# Mathematical elections

3 minutes read | 493 wordsImage from Flickr

Arrow’s impossibility theorem and related results

Background: Let K={A,B,C…} be a finite set of alternatives (maybe political parties), with more than 3 items. Let’s call transitive preference a way to sort all these elements, with draws possible. It’s just a funny name for a vote, in the more general sense as we can split our vote (Let A have 0.5, B 0.25 and C 0.25 of our vote). Now consider a set of N electors, each one with a transitive preference, i.e. a vote. We will call constitution (according to the naming in the theorem) a function which assigns each set of electors-votes a certain outcome: the final election, the people’s choice. As a matter of notaton, A>(n)B means that the elector n decides A is a better election than B.

There are certain properties which a “good” constitution should verify:

- Transitivity: Assume an outcome is given, and the constitution says A>B. The constitution will be transitive if JUST a voter changes his vote A>(n)B for B>(n)A, then the constitutional output will be either no change, or A gets dropped. This assumption is used so that voting isn’t harmful for the voted party.
- Unanimity: If everyone votes A>B, the constitution should result in A>B.
- Independence of irrelevant alternatives: If the fact of A being above B in the constitution is only a result of A being above B in the individual votes.

We say a constitution is a dictatorship if there is an elector n such that the constitution puts A>B whenever n puts A above B.

Arrow’s impossibility theorem: Every constitution satisfying all three properties above is a dictatorship.

This theorem establishes compositions in a legislative chamber, for instance. And there is not a clear-cut way to do so, the theorem says. What happens if the constitution just selects, without order, a subset of candidates?

Duggan-Schwartz’s theorem: A constitution to select a subset of candidates from a set of more than 3 always satisfies:

- The system is not anonymous, thus the vote of certain electors has a bigger impact than others.
- The system pre-imposes that certain candidates never win.
The preferred candidate amongst all electors is in the subset of electees.

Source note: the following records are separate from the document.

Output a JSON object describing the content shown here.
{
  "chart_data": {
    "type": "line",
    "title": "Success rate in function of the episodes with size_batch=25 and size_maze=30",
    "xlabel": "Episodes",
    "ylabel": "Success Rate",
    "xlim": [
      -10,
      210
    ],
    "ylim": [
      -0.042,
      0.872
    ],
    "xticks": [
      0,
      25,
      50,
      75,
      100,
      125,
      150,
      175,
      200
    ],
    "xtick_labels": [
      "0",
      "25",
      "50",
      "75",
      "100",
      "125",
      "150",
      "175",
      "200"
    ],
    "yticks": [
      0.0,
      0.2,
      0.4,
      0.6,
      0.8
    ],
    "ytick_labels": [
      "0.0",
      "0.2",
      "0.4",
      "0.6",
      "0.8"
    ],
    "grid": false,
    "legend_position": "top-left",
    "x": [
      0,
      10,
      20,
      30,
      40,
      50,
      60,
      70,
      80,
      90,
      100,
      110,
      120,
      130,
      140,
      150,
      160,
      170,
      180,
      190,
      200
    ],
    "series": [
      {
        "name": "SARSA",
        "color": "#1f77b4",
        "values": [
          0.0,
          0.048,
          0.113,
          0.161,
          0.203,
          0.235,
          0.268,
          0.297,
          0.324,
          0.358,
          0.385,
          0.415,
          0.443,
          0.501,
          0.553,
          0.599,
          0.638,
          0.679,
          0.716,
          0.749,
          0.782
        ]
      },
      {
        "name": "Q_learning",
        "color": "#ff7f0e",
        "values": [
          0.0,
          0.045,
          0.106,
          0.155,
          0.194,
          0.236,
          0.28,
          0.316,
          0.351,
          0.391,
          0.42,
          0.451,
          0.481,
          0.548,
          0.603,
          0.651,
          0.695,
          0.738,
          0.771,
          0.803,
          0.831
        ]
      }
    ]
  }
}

The election is manipulable.

And what if we just need to choose one winner, a president?

Gibbard-Satterthwaite’s theorem: A constitution to choose just one candidate amongs more than 3 candidates verifies one of the following:

- It is a dictatorship,
- The system pre-imposes that certain candidates never win.
- The election is manipulable.

What means that the election is manipulable? There are different ways it could be manipulated. For instance, knowing how the system works, and certain voting trends, the vote of a number of individuals can change the outcome of the election. A typical example, the slightly extreme leftists voting moderate leftists, knowing that more extreme leftists won’t get representation in the election.

This, of course, doesn’t mean you should not vote… just think a little before doing so.